3. The Importance of Self-Reflection

Elder encourages traders to engage in self-reflection and learn from their trading experiences. He suggests keeping a trading journal to record trades, emotions, and thoughts. By reviewing past trades, traders can identify patterns, strengths, and weaknesses in their trading approach.

Elder emphasizes the importance of learning from mistakes and continuously improving. He suggests asking questions such as "What did I do right?" and "What could I have done better?" to gain insights and make necessary adjustments. By engaging in self-reflection, traders can refine their trading strategies and enhance their overall performance.

4. The Role of Technical Analysis

Elder discusses the significance of technical analysis in trading.
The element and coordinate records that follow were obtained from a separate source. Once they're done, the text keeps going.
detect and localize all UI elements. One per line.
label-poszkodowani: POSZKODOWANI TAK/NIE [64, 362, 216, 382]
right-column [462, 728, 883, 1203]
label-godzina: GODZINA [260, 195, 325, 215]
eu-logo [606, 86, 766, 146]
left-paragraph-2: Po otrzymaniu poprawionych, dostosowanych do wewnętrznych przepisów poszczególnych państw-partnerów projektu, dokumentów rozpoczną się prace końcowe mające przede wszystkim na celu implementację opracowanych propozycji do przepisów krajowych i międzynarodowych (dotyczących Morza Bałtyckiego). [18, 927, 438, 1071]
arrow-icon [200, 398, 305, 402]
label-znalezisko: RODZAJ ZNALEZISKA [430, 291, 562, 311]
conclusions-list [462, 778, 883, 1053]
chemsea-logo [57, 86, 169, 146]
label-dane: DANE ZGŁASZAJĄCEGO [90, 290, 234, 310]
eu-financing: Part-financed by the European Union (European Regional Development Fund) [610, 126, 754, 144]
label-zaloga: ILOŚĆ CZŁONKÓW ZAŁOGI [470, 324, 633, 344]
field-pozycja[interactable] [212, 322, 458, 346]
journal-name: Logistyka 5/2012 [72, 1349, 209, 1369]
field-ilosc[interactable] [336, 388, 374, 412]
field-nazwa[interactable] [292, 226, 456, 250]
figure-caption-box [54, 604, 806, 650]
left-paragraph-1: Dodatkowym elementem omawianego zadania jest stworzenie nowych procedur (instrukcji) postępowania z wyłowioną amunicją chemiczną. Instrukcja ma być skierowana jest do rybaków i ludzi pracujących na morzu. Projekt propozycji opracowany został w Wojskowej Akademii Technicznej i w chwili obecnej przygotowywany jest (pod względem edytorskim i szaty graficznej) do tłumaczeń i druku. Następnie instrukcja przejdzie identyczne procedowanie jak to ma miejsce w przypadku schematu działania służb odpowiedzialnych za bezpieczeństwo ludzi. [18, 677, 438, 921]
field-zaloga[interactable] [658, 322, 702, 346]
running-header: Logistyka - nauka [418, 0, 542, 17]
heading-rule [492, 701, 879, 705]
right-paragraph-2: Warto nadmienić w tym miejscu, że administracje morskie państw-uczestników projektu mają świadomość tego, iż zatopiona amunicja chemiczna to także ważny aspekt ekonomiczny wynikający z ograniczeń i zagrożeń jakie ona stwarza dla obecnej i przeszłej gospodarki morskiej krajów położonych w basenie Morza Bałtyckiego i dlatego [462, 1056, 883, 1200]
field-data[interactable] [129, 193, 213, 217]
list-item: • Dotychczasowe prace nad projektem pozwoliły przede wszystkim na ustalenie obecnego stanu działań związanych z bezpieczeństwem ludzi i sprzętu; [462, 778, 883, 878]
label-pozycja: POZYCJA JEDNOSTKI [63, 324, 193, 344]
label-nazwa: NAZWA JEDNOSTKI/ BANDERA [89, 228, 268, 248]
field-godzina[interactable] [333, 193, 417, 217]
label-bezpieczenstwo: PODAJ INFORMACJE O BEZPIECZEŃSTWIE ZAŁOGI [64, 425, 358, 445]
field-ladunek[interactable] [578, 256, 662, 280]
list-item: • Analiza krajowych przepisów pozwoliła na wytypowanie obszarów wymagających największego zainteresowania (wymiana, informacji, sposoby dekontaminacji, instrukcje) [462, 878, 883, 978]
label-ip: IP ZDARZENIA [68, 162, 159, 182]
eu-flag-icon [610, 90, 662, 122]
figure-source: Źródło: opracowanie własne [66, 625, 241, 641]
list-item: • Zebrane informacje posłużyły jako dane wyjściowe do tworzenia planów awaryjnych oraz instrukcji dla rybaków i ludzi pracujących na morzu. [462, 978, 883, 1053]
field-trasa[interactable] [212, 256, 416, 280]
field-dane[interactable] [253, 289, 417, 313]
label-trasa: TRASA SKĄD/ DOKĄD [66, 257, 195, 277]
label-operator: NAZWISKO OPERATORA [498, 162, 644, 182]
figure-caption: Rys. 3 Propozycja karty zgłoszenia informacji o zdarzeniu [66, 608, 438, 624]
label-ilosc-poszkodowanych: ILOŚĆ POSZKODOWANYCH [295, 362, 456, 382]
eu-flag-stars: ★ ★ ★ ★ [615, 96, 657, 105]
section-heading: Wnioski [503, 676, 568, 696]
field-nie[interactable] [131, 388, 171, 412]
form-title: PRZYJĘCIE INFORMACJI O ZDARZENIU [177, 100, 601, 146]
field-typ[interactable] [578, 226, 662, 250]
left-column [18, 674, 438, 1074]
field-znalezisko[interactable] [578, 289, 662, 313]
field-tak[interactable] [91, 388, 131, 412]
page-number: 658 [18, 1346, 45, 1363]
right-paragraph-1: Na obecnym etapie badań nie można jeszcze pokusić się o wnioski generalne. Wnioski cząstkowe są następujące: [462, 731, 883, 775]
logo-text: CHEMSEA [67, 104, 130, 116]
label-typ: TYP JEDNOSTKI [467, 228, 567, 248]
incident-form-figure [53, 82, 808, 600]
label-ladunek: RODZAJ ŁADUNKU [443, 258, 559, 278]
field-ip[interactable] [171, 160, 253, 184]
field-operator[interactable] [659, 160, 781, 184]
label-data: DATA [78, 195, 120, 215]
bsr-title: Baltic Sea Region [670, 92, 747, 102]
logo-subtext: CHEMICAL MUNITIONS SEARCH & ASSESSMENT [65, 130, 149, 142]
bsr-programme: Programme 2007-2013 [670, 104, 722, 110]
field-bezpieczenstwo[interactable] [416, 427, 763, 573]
He explains various technical indicators and chart patterns that can help traders identify potential entry and exit points. Elder emphasizes the importance of combining multiple indicators and confirming signals to increase the probability of successful trades.

He also highlights the importance of understanding market trends and using trend-following strategies. Elder suggests using moving averages and trendlines to identify the direction of the market and align trades accordingly. By incorporating technical analysis into their trading approach, traders can make more informed decisions and increase their chances of profitability.

5. The Psychology of Trading

Elder delves into the psychology of trading, emphasizing the impact of emotions on trading outcomes. He discusses common psychological biases that can hinder traders, such as confirmation bias and overconfidence. Elder suggests various techniques to overcome these biases, including maintaining a rational mindset, setting realistic expectations, and avoiding impulsive decision-making.

He also emphasizes the importance of patience and discipline in trading. Elder advises traders to wait for high-probability setups and avoid chasing trades based on emotions or short-term market fluctuations. By understanding and managing the psychological aspects of trading, traders can improve their decision-making and overall performance.

6. The Importance of Risk Management

Elder stresses the significance of risk management in trading. He advises traders to determine their risk tolerance and set appropriate stop-loss orders to limit potential losses. Elder suggests using a position sizing formula based on the percentage of capital at risk to ensure consistent risk management.

He also discusses the concept of pyramiding, which involves adding to winning positions while managing risk effectively. Elder suggests using trailing stops to protect profits and maximize returns. By implementing effective risk management techniques, traders can protect their capital and minimize the impact of losing trades.

7. The Role of Discipline

Elder emphasizes the importance of discipline in trading. He suggests that traders should follow their trading plans and stick to their predetermined rules, even in the face of tempting opportunities or unexpected market movements.

Elder advises traders to avoid impulsive and emotional decision-making, as it often leads to poor trading outcomes. He suggests maintaining a rational mindset and avoiding the influence of external factors such as news or market noise. By practicing discipline, traders can maintain consistency in their approach and increase their chances of long-term success.

8. The Importance of Continuous Learning

Elder highlights the importance of continuous learning in trading. He suggests that traders should constantly seek new knowledge, refine their strategies, and adapt to changing market conditions.

Elder encourages traders to read books, attend seminars, and engage with other traders to expand their knowledge and gain new insights. He emphasizes the need to stay updated with market trends and developments to make informed trading decisions. By embracing a mindset of continuous learning, traders can stay ahead of the curve and improve their trading performance.